Speaker 1Let's look at the retail sales number that came out last week. All right, retail sales came in at 3% year over year below inflation for the fourth month month in a row and for 11 out of the last 14 months below inflation. All right, Not only that, the year-over-year increase in actual dollars spent retail sales all right, this number's not price-adjusted. There's no inflation adjustment. It's seasonally adjusted but it's not inflation-adjusted. So the year-over-year change, nominally, what they reported to get your 3.3% change was an increase from April of last year from $684 roughly to $705 billion. For the month was $20.8 billion. The price differential was $23.27 billion, roughly speaking, not doing it by category by category, which means price increases represented more than 100% of the gain in sales and on a real basis, sales actually fell $2.5 billion from a year ago and in fact, when we look at the year-over-year rate, it's been negative relative to inflation for 11 of the last 14 months.
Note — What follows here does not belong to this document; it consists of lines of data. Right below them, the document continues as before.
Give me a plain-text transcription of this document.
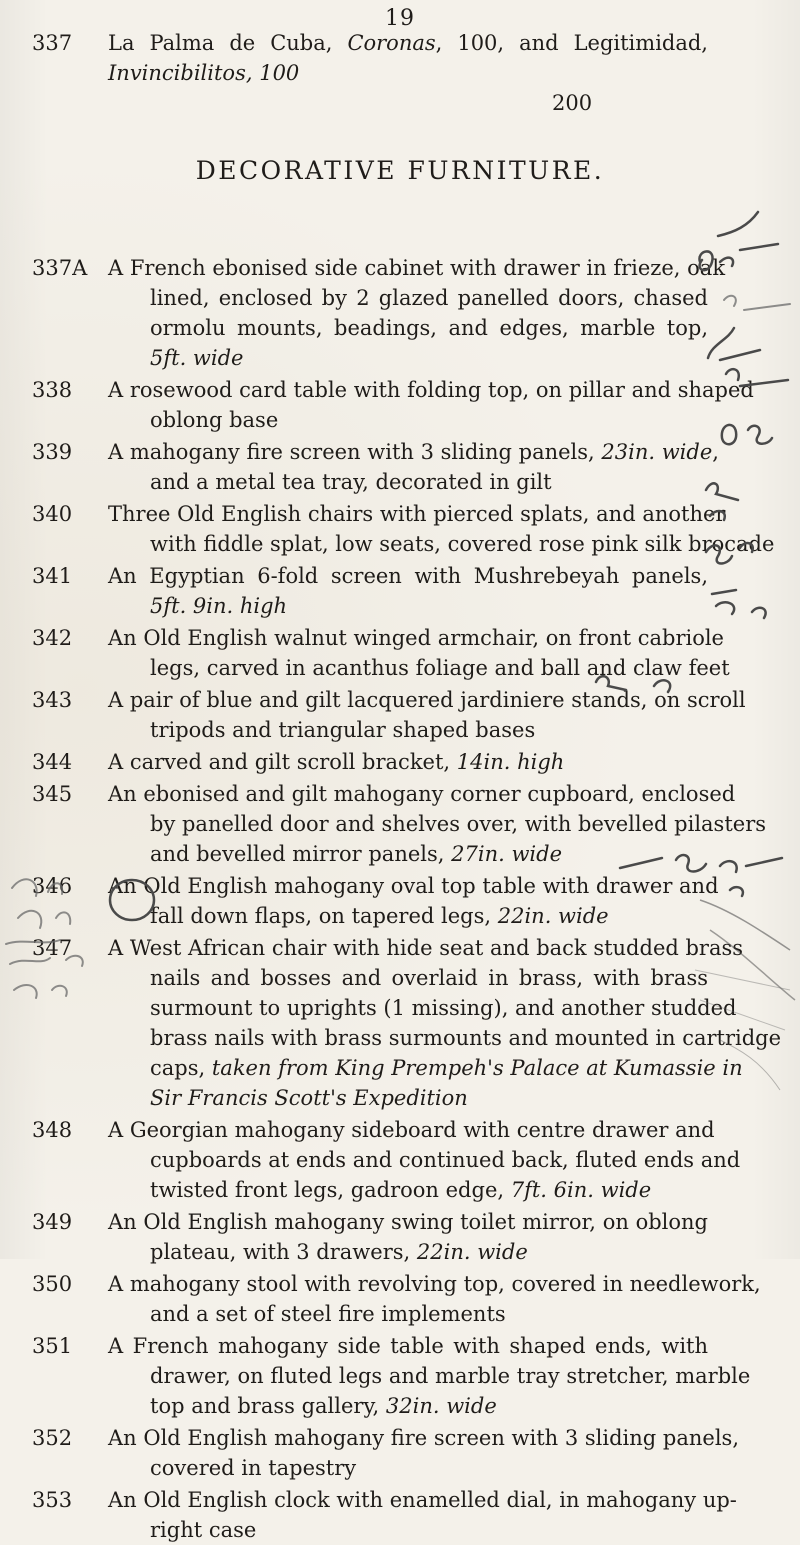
19
337	La Palma de Cuba, Coronas, 100, and Legitimidad,
Invincibilitos, 100
200
DECORATIVE FURNITURE.
337A A French ebonised side cabinet with drawer in frieze, oak
lined, enclosed by 2 glazed panelled doors, chased
ormolu mounts, beadings, and edges, marble top,
5ft. wide
338	A rosewood card table with folding top, on pillar and shaped
oblong base
339	A mahogany fire screen with 3 sliding panels, 23in. wide,
and a metal tea tray, decorated in gilt
340	Three Old English chairs with pierced splats, and another
with fiddle splat, low seats, covered rose pink silk brocade
341	An Egyptian 6-fold screen with Mushrebeyah panels,
5ft. 9in. high
342	An Old English walnut winged armchair, on front cabriole
legs, carved in acanthus foliage and ball and claw feet
343	A pair of blue and gilt lacquered jardiniere stands, on scroll
tripods and triangular shaped bases
344	A carved and gilt scroll bracket, 14in. high
345	An ebonised and gilt mahogany corner cupboard, enclosed
by panelled door and shelves over, with bevelled pilasters
and bevelled mirror panels, 27in. wide
346	An Old English mahogany oval top table with drawer and
fall down flaps, on tapered legs, 22in. wide
347	A West African chair with hide seat and back studded brass
nails and bosses and overlaid in brass, with brass
surmount to uprights (1 missing), and another studded
brass nails with brass surmounts and mounted in cartridge
caps, taken from King Prempeh's Palace at Kumassie in
Sir Francis Scott's Expedition
348	A Georgian mahogany sideboard with centre drawer and
cupboards at ends and continued back, fluted ends and
twisted front legs, gadroon edge, 7ft. 6in. wide
349	An Old English mahogany swing toilet mirror, on oblong
plateau, with 3 drawers, 22in. wide
350	A mahogany stool with revolving top, covered in needlework,
and a set of steel fire implements
351	A French mahogany side table with shaped ends, with
drawer, on fluted legs and marble tray stretcher, marble
top and brass gallery, 32in. wide
352	An Old English mahogany fire screen with 3 sliding panels,
covered in tapestry
353	An Old English clock with enamelled dial, in mahogany up-
right case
Speaker 1I mean, when you talk about outright deflation, not including the price adjustment, which makes it much worse furniture, building materials, garden supplies, sporting goods, books and music stores, when you include the price adjustment, it extends to electronics, appliances and clothing. What are these? They're discretionary, discretionary. The only things that are up are online and gas and food. Let's take vehicles down over a billion for the month which took the year-over-year rate of change in sales from 3.2 down to 0.8. Car sales a 0.8 year-over-year lost 75% of its year-over-year growth rate in a single month. Hello, I mean hello. Not only that, but credit card debt was only 0.1 annualized, but actually the total fell from the first quarter. And when consumers say they're worse off, take the housing numbers too, and home builders the NHABhab housing index 45 for the month of may that's the lowest may since 2014 and the traffic of prospective buyers the lowest since 2012. And of course, the xhb gets hit. So it's going to be kind of you know it is to whatever extent.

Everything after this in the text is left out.